Air France started its business jet connection service for first-class passengers in July last year and now plans to expand it in several directions, according to the project manager. In addition to the Cessna Citation Mustangs operated by executive charter specialist Wijet, the company will offer larger business aircraft. The company is also considering offering service beyond Europe and extending it to business-class passengers.
The service is available for long-haul connections to and from Paris CDG Airport, Air France’s main hub. Ranking first in final destinations is Switzerland, with cities such as Geneva, Sion, Lugano and Zurich. Next is the French Riviera, from Marseille to Nice. The average duration of a connecting flight is 1.5 hours.

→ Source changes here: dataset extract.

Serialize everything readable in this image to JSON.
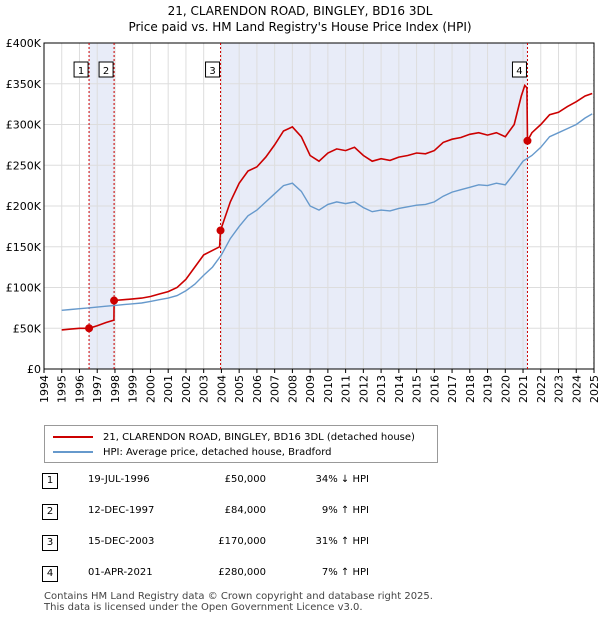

Standard pricing is €4,000 ($4,500) per flight hour. Positioning flights are free of charge. The price of a flight hour can be cut to €2,400 ($2,700) for a round trip over a two-day period. Up to four passengers may travel together in a Mustang, at no additional cost.
“Our partnership with Wijet has kept its promises,” Antoine Hottelart, manager for Air France’s business aviation project, told AIN.
Delivering on the agreement has not been without its challenges. The service promises passengers a connection time as short as 45 minutes, and successfully transferring luggage from a very light business jet to a long-haul airliner in that time was not a given. However, straightforward parking and easy-to-obtain departure and arrival slots for Wijet aircraft have facilitated the process, Hottelart said. He also emphasized Wijet’s flexibility when special requirements arise. At Paris CDG, the Air France employees charged with running the service are the 150 people working at the Salon La Première (first-class lounge).
Hottelart claims every passenger has been satisfied with the connecting flight–even the one whose plans were disrupted by weather, since Air France compensated him. “Fifty percent of the passengers on this new service are choosing Air France instead of the competition because we are offering a business jet connection at CDG,” Hottelart asserted. Approximately half of La Première passengers have already used business aviation; among those using the Air France-Wijet connections, this proportion is close to 80 percent.
The partnership goes far in intertwining scheduled and business aviation. If the connection schedule allows the passenger to spend some time in Paris, he or she may choose Le Bourget Airport, Wijet’s base.
Hottelart and his team regularly receive requests for larger-cabin jets, most often from North American and sometimes Chinese passengers, and thus far has found ways to accommodate these requests case-by-case. By September, a formal process will be in place for a swifter response. “We are selecting some operators of larger jets,” Hottelart said. Wijet, which operates only Mustangs, will subcharter the flights so that the passenger will see only Wijet’s brand.
In addition, Hottelart is considering offering the service to business-class passengers. The company already does this when no first class is available, such as on the Paris-Saint Martin route. Expanding into other regions is in the cards, too, and “preliminary discussions” are under way with potential local partners in the U.S. and China.
Air France connections have accounted for one or two flights per week so far, a Wijet executive told AIN. “Air France salespeople are not well trained to sell this product yet,” the executive said. Wijet would like to be operating one flight per day for Air France passengers by the end of the year, and Air France in turn has mounted a new sales effort directed at passengers flying from outside Europe.